After he belittled suicide victims in a speech before a high school assembly on Tuesday, Young on Wednesday doubled down, blaming suicide on government “largesse”.

“This suicide problem didn’t exist until we got largesse from the government,” Young told a crowd at a senior center. “When people had to work and had to provide and had to take keep warm by participating and cutting the wood and catching the fish and killing the animals, we didn’t have a suicide problem.”

Young said all this without mentioning his own impressive record at channeling largesse to Alaska. He continued:

[Suicide] comes from the largesse, saying you’re not worth anything but you’re going to get something for nothing. Now you know me, you’re going to hear me. I’m not going to coddle anybody. We have a society today that coddles people. They say, ‘Oh we’re sorry. We don’t want to hurt your feelings.’ You screwed up.

Young’s Democratic opponent in the election 12 days from now, Forrest Dunbar, who is 30 years old, joined a chorus of outrage.

“In the last two days I have gone from shocked, to sadness, to anger,” Dunbar said in a statement. “If Don Young honestly believes that the suicide crisis in Alaska is because of public assistance programs, and he also believes that Wasilla High administrators were ‘coddling’ students dealing with the death of a classmate, then he is completely out of touch.”

But Young has good reasons to believe that his political career will survive this latest encounter with outré. First there’s his electoral record. He’s been elected and re-elected some 20 times, usually with better than 55% of the vote. It’s nice being an incumbent Republican in Alaska, which has voted for a Democrat for president exactly once, when Barry Goldwater was the alternative.

The one time Young came close to being beaten is instructive for just how invincible he seems. He almost lost his Republican primary in 2008, when Alaska governor Sarah Palin, who was enjoying a certain national prominence at the time, supported his opponent. By all appearances Young’s number was up. No less than the National Review published an editorial saying Young, who faced a federal investigation for possible corruption, represented all that was wrong with the Republican party.
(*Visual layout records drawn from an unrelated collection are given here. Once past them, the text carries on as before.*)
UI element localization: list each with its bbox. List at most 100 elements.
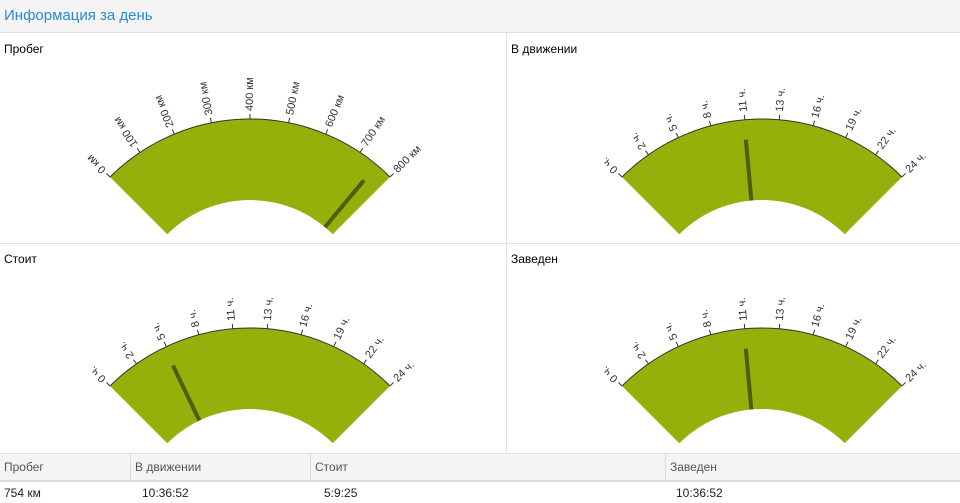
gauge-needle (743, 139, 754, 201)
gauge-tick-label: 24 ч. (903, 359, 929, 385)
gauge-tick-label: 13 ч. (262, 296, 276, 321)
cell-mileage: 754 км (4, 486, 41, 500)
gauge-tick-label: 0 ч. (599, 154, 620, 175)
gauge-band (109, 328, 391, 444)
gauge-tick (209, 117, 212, 123)
gauge-tick-label: 5 ч. (662, 321, 680, 342)
gauge-scale-arc (621, 118, 903, 178)
gauge-tick (106, 382, 111, 387)
gauge-tick-label: 16 ч. (809, 302, 827, 328)
gauge-tick (645, 150, 649, 156)
gauge-needle (323, 179, 366, 229)
gauge-title: Пробег (4, 42, 44, 56)
gauge-tick-label: 19 ч. (844, 315, 865, 342)
table-header: Пробег В движении Стоит Заведен (0, 453, 960, 482)
gauge-tick-label: 11 ч. (736, 88, 750, 112)
gauge-tick-label: 8 ч. (698, 99, 714, 119)
gauge-tick-label: 19 ч. (332, 315, 353, 342)
gauge-tick (708, 329, 712, 335)
gauge-tick (106, 173, 111, 178)
gauge-tick-label: 5 ч. (662, 112, 680, 133)
gauge-tick (333, 341, 337, 347)
gauge-tick (875, 150, 879, 156)
gauge-tick (812, 329, 816, 335)
gauge-tick (288, 117, 291, 123)
gauge-tick-label: 5 ч. (150, 321, 168, 342)
gauge-needle (171, 364, 202, 422)
gauge-tick (675, 132, 679, 138)
gauge-tick (845, 132, 849, 138)
stopped-gauge: 0 ч. 2 ч. 5 ч. 8 ч. 11 ч. 13 ч. 16 ч. 19 ч. 22 ч… (87, 296, 417, 444)
gauge-tick (845, 341, 849, 347)
gauge-tick-label: 2 ч. (629, 339, 649, 361)
gauge-tick (389, 173, 394, 178)
column-header-stopped[interactable]: Стоит (310, 454, 665, 480)
gauge-title: В движении (511, 42, 578, 56)
gauge-tick-label: 24 ч. (391, 359, 417, 385)
gauge-tick (708, 120, 712, 126)
gauge-tick-label: 0 ч. (87, 363, 108, 384)
gauge-tick-label: 11 ч. (224, 297, 238, 321)
gauge-tick-label: 16 ч. (809, 93, 827, 119)
gauge-tick-label: 0 км (85, 152, 109, 176)
gauge-tick-label: 22 ч. (875, 334, 899, 361)
gauge-band (109, 119, 391, 235)
gauge-tick-label: 19 ч. (844, 106, 865, 133)
gauge-panel-mileage: Пробег 0 км 100 км 200 км 300 км 400 км 500 к… (0, 33, 507, 244)
gauge-tick (901, 382, 906, 387)
gauge-tick-label: 22 ч. (875, 125, 899, 152)
gauge-tick (363, 359, 367, 365)
summary-table: Пробег В движении Стоит Заведен 754 км 1… (0, 453, 960, 503)
gauge-tick-label: 2 ч. (117, 339, 137, 361)
moving-gauge: 0 ч. 2 ч. 5 ч. 8 ч. 11 ч. 13 ч. 16 ч. 19 ч. 22 ч… (599, 87, 929, 235)
gauge-tick-label: 100 км (112, 114, 141, 149)
gauge-tick (136, 147, 141, 153)
gauge-tick (675, 341, 679, 347)
gauge-tick (133, 359, 137, 365)
gauge-tick (163, 341, 167, 347)
gauge-scale-arc (621, 327, 903, 387)
gauge-panel-stopped: Стоит 0 ч. 2 ч. 5 ч. 8 ч. 11 ч. 13 ч. 16 ч. 19 … (0, 243, 507, 453)
gauge-tick (875, 359, 879, 365)
gauge-tick (812, 120, 816, 126)
gauge-tick-label: 13 ч. (774, 296, 788, 321)
gauge-tick (171, 129, 175, 135)
gauge-tick-label: 400 км (244, 77, 256, 111)
cell-engine-on: 10:36:52 (676, 486, 723, 500)
gauge-tick (618, 382, 623, 387)
gauge-title: Заведен (511, 252, 558, 266)
gauge-tick-label: 500 км (284, 81, 302, 116)
engine-on-gauge: 0 ч. 2 ч. 5 ч. 8 ч. 11 ч. 13 ч. 16 ч. 19 ч. 22 ч… (599, 296, 929, 444)
gauge-title: Стоит (4, 252, 37, 266)
gauge-tick-label: 800 км (391, 143, 423, 175)
gauge-tick-label: 700 км (359, 114, 388, 149)
column-header-mileage[interactable]: Пробег (4, 460, 44, 474)
gauge-panel-engine-on: Заведен 0 ч. 2 ч. 5 ч. 8 ч. 11 ч. 13 ч. 16 ч. 1… (507, 243, 960, 453)
gauge-tick-label: 0 ч. (599, 363, 620, 384)
gauge-tick-label: 600 км (323, 93, 347, 129)
gauge-needle (743, 348, 754, 410)
page-title: Информация за день (4, 7, 153, 24)
gauge-tick (901, 173, 906, 178)
gauge-tick-label: 13 ч. (774, 87, 788, 112)
gauge-tick-label: 24 ч. (903, 150, 929, 176)
gauge-panel-moving: В движении 0 ч. 2 ч. 5 ч. 8 ч. 11 ч. 13 ч. 16 … (507, 33, 960, 244)
column-header-moving[interactable]: В движении (130, 454, 310, 480)
gauge-tick-label: 11 ч. (736, 297, 750, 321)
page-header: Информация за день (0, 0, 960, 33)
cell-stopped: 5:9:25 (324, 486, 358, 500)
cell-moving: 10:36:52 (142, 486, 189, 500)
gauge-scale-arc (109, 118, 391, 178)
column-header-engine-on[interactable]: Заведен (665, 454, 960, 480)
gauge-tick-label: 2 ч. (629, 130, 649, 152)
gauge-tick-label: 8 ч. (186, 308, 202, 328)
gauge-band (621, 328, 903, 444)
gauge-tick (645, 359, 649, 365)
gauge-tick (359, 147, 364, 153)
gauge-tick-label: 16 ч. (297, 302, 315, 328)
gauge-tick (325, 129, 329, 135)
gauge-tick-label: 22 ч. (363, 334, 387, 361)
gauge-tick (618, 173, 623, 178)
gauge-band (621, 119, 903, 235)
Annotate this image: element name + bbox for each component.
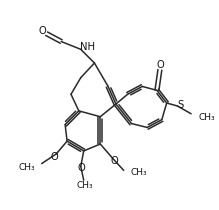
Text: O: O <box>110 156 118 166</box>
Text: O: O <box>157 60 165 70</box>
Text: S: S <box>177 100 184 110</box>
Text: CH₃: CH₃ <box>76 181 93 190</box>
Text: CH₃: CH₃ <box>199 113 215 122</box>
Text: O: O <box>78 163 86 173</box>
Text: CH₃: CH₃ <box>131 168 147 177</box>
Text: O: O <box>51 152 58 162</box>
Text: NH: NH <box>80 42 95 52</box>
Text: O: O <box>39 26 47 36</box>
Text: CH₃: CH₃ <box>18 163 35 172</box>
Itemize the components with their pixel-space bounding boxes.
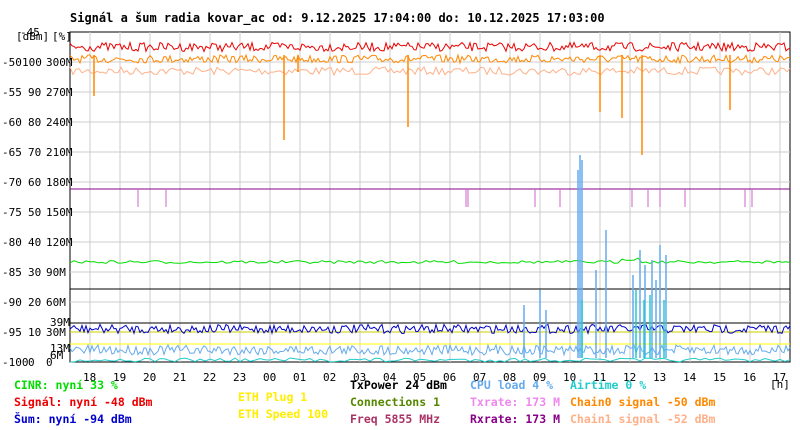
y-tick-dbm: -85 [2, 266, 22, 279]
series-cpu [69, 343, 791, 357]
y-tick-pct: 60 [28, 176, 41, 189]
y-tick-dbm: -50 [2, 56, 22, 69]
legend-item: ETH Plug 1 [238, 390, 307, 404]
y-tick-dbm: -65 [2, 146, 22, 159]
series-chain0 [69, 53, 791, 65]
y-tick-rate: 60M [46, 296, 66, 309]
y-tick-rate: 210M [46, 146, 73, 159]
legend-item: CPU load 4 % [470, 378, 553, 392]
y-tick-dbm: -55 [2, 86, 22, 99]
x-tick-label: 06 [443, 371, 456, 384]
series-layer [69, 40, 791, 363]
y-tick-rate: 300M [46, 56, 73, 69]
x-tick-label: 22 [203, 371, 216, 384]
y-tick-pct: 90 [28, 86, 41, 99]
legend-item: Chain1 signal -52 dBm [570, 412, 715, 426]
grid [70, 32, 790, 362]
legend-item: TxPower 24 dBm [350, 378, 447, 392]
y-tick-dbm: -75 [2, 206, 22, 219]
x-tick-label: 08 [503, 371, 516, 384]
x-tick-label: 05 [413, 371, 426, 384]
y-tick-pct: 20 [28, 296, 41, 309]
series-airtime [69, 357, 791, 363]
y-tick-dbm: -95 [2, 326, 22, 339]
y-tick-dbm: -70 [2, 176, 22, 189]
y-tick-rate: 240M [46, 116, 73, 129]
legend-item: Chain0 signal -50 dBm [570, 395, 715, 409]
rate-mark-6M: 6M [50, 349, 64, 362]
y-tick-pct: 30 [28, 266, 41, 279]
y-tick-dbm: -90 [2, 296, 22, 309]
y-unit-dbm: [dBm] [16, 30, 49, 43]
y-tick-pct: 10 [28, 326, 41, 339]
x-tick-label: 20 [143, 371, 156, 384]
x-tick-label: 18 [83, 371, 96, 384]
y-tick-pct: 40 [28, 236, 41, 249]
legend: CINR: nyní 33 % Signál: nyní -48 dBm Šum: … [14, 378, 715, 426]
x-tick-label: 13 [653, 371, 666, 384]
x-tick-label: 01 [293, 371, 306, 384]
series-cinr [69, 257, 791, 265]
y-tick-dbm: -80 [2, 236, 22, 249]
x-tick-label: 23 [233, 371, 246, 384]
y-axis-ticks: -45-50 100 300M-55 90 270M-60 80 240M-65 70 210M… [2, 26, 73, 369]
x-tick-label: 12 [623, 371, 636, 384]
rate-mark-13M: 13M [50, 342, 70, 355]
x-tick-label: 02 [323, 371, 336, 384]
legend-item: Freq 5855 MHz [350, 412, 440, 426]
rate-mark-39M: 39M [50, 316, 70, 329]
x-unit: [h] [770, 378, 790, 391]
legend-item: Connections 1 [350, 395, 440, 409]
x-axis-ticks: 18 19 20 21 22 23 00 01 02 03 04 05 06 07 08 09 10 11 12 13… [83, 371, 786, 384]
y-tick-dbm: -100 [2, 356, 29, 369]
x-tick-label: 19 [113, 371, 126, 384]
legend-item: Šum: nyní -94 dBm [14, 411, 132, 426]
x-tick-label: 07 [473, 371, 486, 384]
x-tick-label: 17 [773, 371, 786, 384]
legend-item: Signál: nyní -48 dBm [14, 395, 153, 409]
legend-item: CINR: nyní 33 % [14, 378, 118, 392]
x-tick-label: 15 [713, 371, 726, 384]
legend-item: ETH Speed 100 [238, 407, 328, 421]
x-tick-label: 03 [353, 371, 366, 384]
x-tick-label: 21 [173, 371, 186, 384]
x-tick-label: 09 [533, 371, 546, 384]
y-tick-pct: 100 [22, 56, 42, 69]
series-noise [69, 322, 791, 336]
y-tick-dbm: -60 [2, 116, 22, 129]
y-tick-rate: 270M [46, 86, 73, 99]
legend-item: Airtime 0 % [570, 378, 646, 392]
x-tick-label: 11 [593, 371, 606, 384]
x-tick-label: 16 [743, 371, 756, 384]
y-tick-pct: 70 [28, 146, 41, 159]
y-tick-rate: 120M [46, 236, 73, 249]
plot-frame [69, 31, 791, 363]
series-signal [69, 40, 791, 53]
y-tick-pct: 50 [28, 206, 41, 219]
y-tick-rate: 150M [46, 206, 73, 219]
y-tick-pct: 0 [28, 356, 35, 369]
x-tick-label: 14 [683, 371, 697, 384]
x-tick-label: 10 [563, 371, 576, 384]
y-tick-rate: 180M [46, 176, 73, 189]
series-chain1 [69, 65, 791, 77]
legend-item: Rxrate: 173 M [470, 412, 560, 426]
y-tick-pct: 80 [28, 116, 41, 129]
x-tick-label: 04 [383, 371, 397, 384]
chart-title: Signál a šum radia kovar_ac od: 9.12.202… [70, 11, 605, 26]
y-tick-dbm: -45 [20, 26, 40, 39]
y-tick-rate: 30M [46, 326, 66, 339]
y-tick-rate: 90M [46, 266, 66, 279]
y-tick-rate: 0 [46, 356, 53, 369]
y-unit-pct: [%] [52, 30, 72, 43]
x-tick-label: 00 [263, 371, 276, 384]
legend-item: Txrate: 173 M [470, 395, 560, 409]
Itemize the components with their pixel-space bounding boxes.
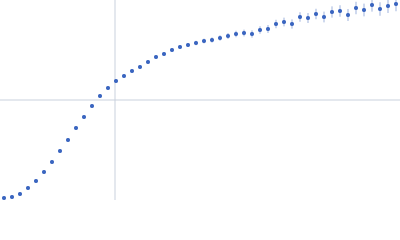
point [2, 196, 6, 200]
point [122, 74, 126, 78]
point [266, 27, 270, 31]
point [98, 94, 102, 98]
point [186, 43, 190, 47]
point [202, 39, 206, 43]
point [330, 10, 334, 14]
point [50, 160, 54, 164]
point [114, 79, 118, 83]
point [346, 13, 350, 17]
point [234, 32, 238, 36]
point [258, 28, 262, 32]
point [42, 170, 46, 174]
point [370, 3, 374, 7]
point [306, 16, 310, 20]
point [282, 20, 286, 24]
point [90, 104, 94, 108]
point [378, 7, 382, 11]
point [386, 4, 390, 8]
point [250, 32, 254, 36]
point [178, 45, 182, 49]
point [218, 36, 222, 40]
point [34, 179, 38, 183]
point [314, 12, 318, 16]
point [58, 149, 62, 153]
point [362, 8, 366, 12]
point [106, 86, 110, 90]
point [354, 6, 358, 10]
point [26, 186, 30, 190]
point [194, 41, 198, 45]
point [298, 15, 302, 19]
point [10, 195, 14, 199]
point [394, 2, 398, 6]
chart [0, 0, 400, 200]
point [74, 126, 78, 130]
point [162, 52, 166, 56]
point [242, 31, 246, 35]
point [274, 22, 278, 26]
point [138, 65, 142, 69]
point [82, 115, 86, 119]
point [154, 55, 158, 59]
point [338, 9, 342, 13]
point [146, 60, 150, 64]
point [210, 38, 214, 42]
point [226, 34, 230, 38]
point [290, 22, 294, 26]
point [170, 48, 174, 52]
point [322, 15, 326, 19]
point [130, 69, 134, 73]
point [66, 138, 70, 142]
point [18, 192, 22, 196]
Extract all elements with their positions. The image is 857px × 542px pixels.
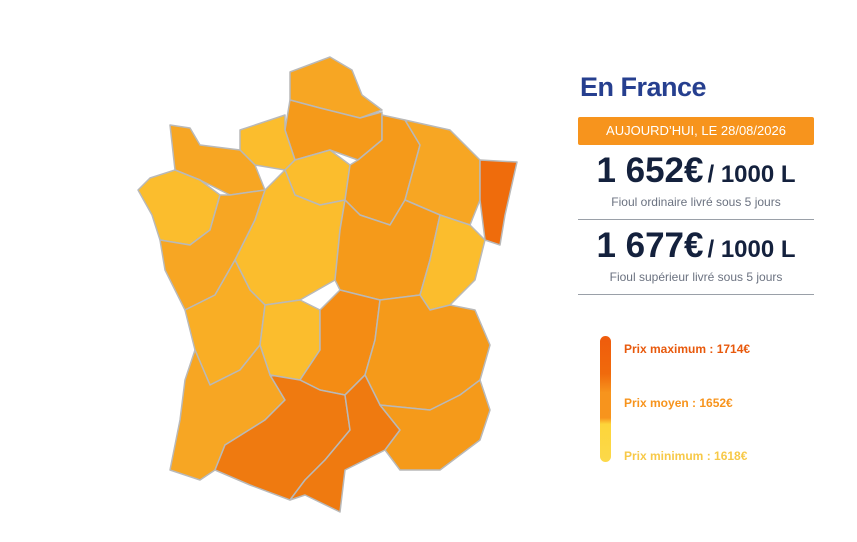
legend-min: Prix minimum : 1618€ (624, 449, 748, 463)
panel-title: En France (580, 72, 707, 102)
price-label: Fioul supérieur livré sous 5 jours (609, 270, 783, 284)
price-unit: / 1000 L (707, 236, 796, 263)
region (479, 159, 518, 246)
france-map (137, 56, 518, 513)
price-value: 1 677€ (596, 226, 704, 265)
price-panel: En France AUJOURD’HUI, LE 28/08/2026 1 6… (578, 72, 814, 295)
price-block: 1 652€/ 1000 L Fioul ordinaire livré sou… (578, 145, 814, 220)
price-block: 1 677€/ 1000 L Fioul supérieur livré sou… (578, 220, 814, 295)
price-label: Fioul ordinaire livré sous 5 jours (611, 195, 781, 209)
price-unit: / 1000 L (707, 161, 796, 188)
region (379, 379, 491, 471)
price-value: 1 652€ (596, 151, 704, 190)
legend-max: Prix maximum : 1714€ (624, 342, 751, 356)
legend-mean: Prix moyen : 1652€ (624, 396, 733, 410)
date-banner: AUJOURD’HUI, LE 28/08/2026 (578, 117, 814, 145)
legend-gradient (600, 336, 611, 462)
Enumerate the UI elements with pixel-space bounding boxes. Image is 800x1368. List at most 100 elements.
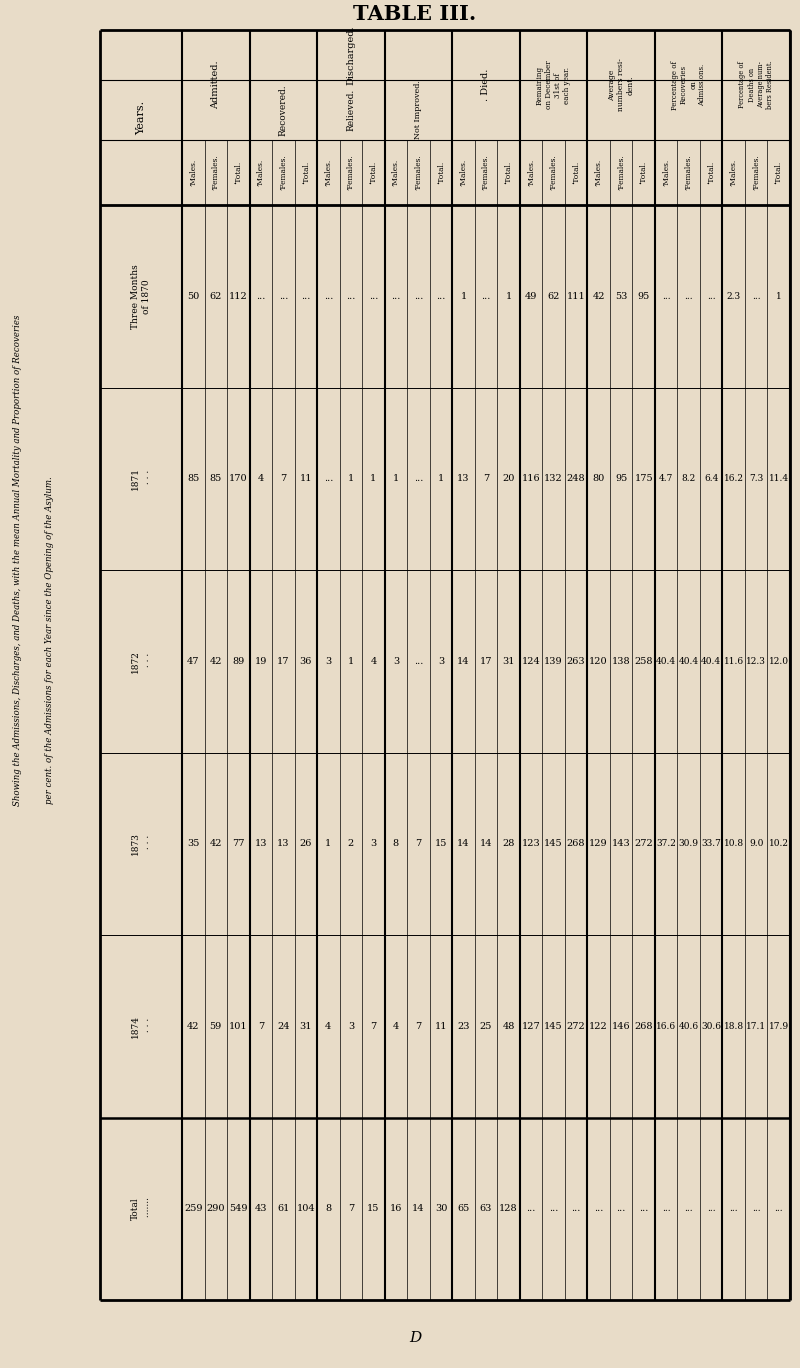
Text: 1874
 . . .: 1874 . . . [131,1015,150,1038]
Text: 1: 1 [326,839,331,848]
Text: 48: 48 [502,1022,514,1030]
Text: Discharged.: Discharged. [346,25,355,85]
Text: 127: 127 [522,1022,541,1030]
Text: 259: 259 [184,1204,202,1213]
Text: ’Females.: ’Females. [347,155,355,190]
Text: ’Females.: ’Females. [482,155,490,190]
Text: Relieved.: Relieved. [346,89,355,131]
Text: 77: 77 [232,839,245,848]
Text: ’Males.: ’Males. [257,159,265,186]
Text: 143: 143 [612,839,630,848]
Text: 16.6: 16.6 [656,1022,676,1030]
Text: 4: 4 [258,475,264,483]
Text: 53: 53 [615,291,627,301]
Text: ‘Total.: ‘Total. [234,161,242,185]
Text: 2.3: 2.3 [726,291,741,301]
Text: 1: 1 [348,475,354,483]
Text: 175: 175 [634,475,653,483]
Text: 7: 7 [415,839,422,848]
Text: ...: ... [324,475,333,483]
Text: ...: ... [617,1204,626,1213]
Text: ’Females.: ’Females. [550,155,558,190]
Text: 89: 89 [232,657,245,666]
Text: ‘Total.: ‘Total. [437,161,445,185]
Text: 112: 112 [229,291,248,301]
Text: ‘Total.: ‘Total. [370,161,378,185]
Text: ...: ... [774,1204,783,1213]
Text: 101: 101 [229,1022,248,1030]
Text: 95: 95 [615,475,627,483]
Text: ...: ... [594,1204,603,1213]
Text: 40.6: 40.6 [678,1022,698,1030]
Text: ...: ... [391,291,401,301]
Text: ’Males.: ’Males. [662,159,670,186]
Text: 49: 49 [525,291,538,301]
Text: ...: ... [301,291,310,301]
Text: ...: ... [324,291,333,301]
Text: 4: 4 [370,657,377,666]
Text: 85: 85 [187,475,199,483]
Text: 4: 4 [326,1022,331,1030]
Text: 31: 31 [300,1022,312,1030]
Text: ’Females.: ’Females. [212,155,220,190]
Text: 2: 2 [348,839,354,848]
Text: 59: 59 [210,1022,222,1030]
Text: ...: ... [571,1204,581,1213]
Text: ...: ... [369,291,378,301]
Text: 85: 85 [210,475,222,483]
Text: 14: 14 [458,657,470,666]
Text: 6.4: 6.4 [704,475,718,483]
Text: 42: 42 [187,1022,199,1030]
Text: 15: 15 [434,839,447,848]
Text: 146: 146 [612,1022,630,1030]
Text: 272: 272 [634,839,653,848]
Text: ’Males.: ’Males. [392,159,400,186]
Text: ‘Total.: ‘Total. [774,161,782,185]
Text: 3: 3 [370,839,377,848]
Text: Percentage of
Deaths on
Average num-
bers Resident.: Percentage of Deaths on Average num- ber… [738,60,774,109]
Text: 8: 8 [326,1204,331,1213]
Text: 30: 30 [434,1204,447,1213]
Text: ’Males.: ’Males. [190,159,198,186]
Text: ...: ... [707,291,715,301]
Text: 33.7: 33.7 [702,839,721,848]
Text: 3: 3 [393,657,399,666]
Text: 35: 35 [187,839,199,848]
Text: ‘Total.: ‘Total. [572,161,580,185]
Text: ’Females.: ’Females. [414,155,422,190]
Text: 15: 15 [367,1204,379,1213]
Text: ‘Total.: ‘Total. [707,161,715,185]
Text: Three Months
of 1870: Three Months of 1870 [131,264,150,328]
Text: 42: 42 [592,291,605,301]
Text: ...: ... [684,1204,693,1213]
Text: 122: 122 [590,1022,608,1030]
Text: 14: 14 [480,839,492,848]
Text: 61: 61 [277,1204,290,1213]
Text: 8: 8 [393,839,399,848]
Text: 3: 3 [326,657,331,666]
Text: 8.2: 8.2 [682,475,696,483]
Text: 1: 1 [348,657,354,666]
Text: 40.4: 40.4 [701,657,722,666]
Text: ’Males.: ’Males. [527,159,535,186]
Text: 1: 1 [460,291,466,301]
Text: 1: 1 [506,291,512,301]
Text: ’Males.: ’Males. [459,159,467,186]
Text: 111: 111 [566,291,586,301]
Text: 42: 42 [210,657,222,666]
Text: ...: ... [662,1204,670,1213]
Text: 95: 95 [638,291,650,301]
Text: 138: 138 [612,657,630,666]
Text: 12.0: 12.0 [769,657,789,666]
Text: 24: 24 [277,1022,290,1030]
Text: Total
 .......: Total ....... [131,1197,150,1220]
Text: ...: ... [414,475,423,483]
Text: 104: 104 [297,1204,315,1213]
Text: 1: 1 [393,475,399,483]
Text: 16: 16 [390,1204,402,1213]
Text: ...: ... [639,1204,648,1213]
Text: 3: 3 [438,657,444,666]
Text: ‘Total.: ‘Total. [640,161,648,185]
Text: 11.6: 11.6 [724,657,744,666]
Text: 549: 549 [229,1204,247,1213]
Young won anyway, and the Review editorial may indicate why. “Young is one of Washington’s most shameless pork-barrelers,” the editors wrote:

He’s best known for the “Bridge to Nowhere,” a $223-million earmark for a span that would have serviced an island with a population of about 50 people. In the same highway bill, he tried to secure a similar amount for another bridge near Anchorage that would have carried his name: Don Young’s Way. After Hurricane Katrina struck, several members of Congress, including Sen. John McCain, suggested diverting the cash for these projects to the reconstruction of New Orleans. Young’s responded with typical bluster: “That is the dumbest thing I ever heard.”

Young was nominated for Porker of the Year in 2007 by the Citizens Against Government Waste, and was named Porker of the Month in April 2007 and in June 2003. But those numbers don’t capture the proportion of Young’s pork. Alaska doesn’t even have a million people in it. Young hits far above his weight in terms of per-capita largesse.

It’s possible that Young might say something that would manage to overcome the cumulative force of his incumbency and his reliability for Alaskans. He seems sure to keep talking.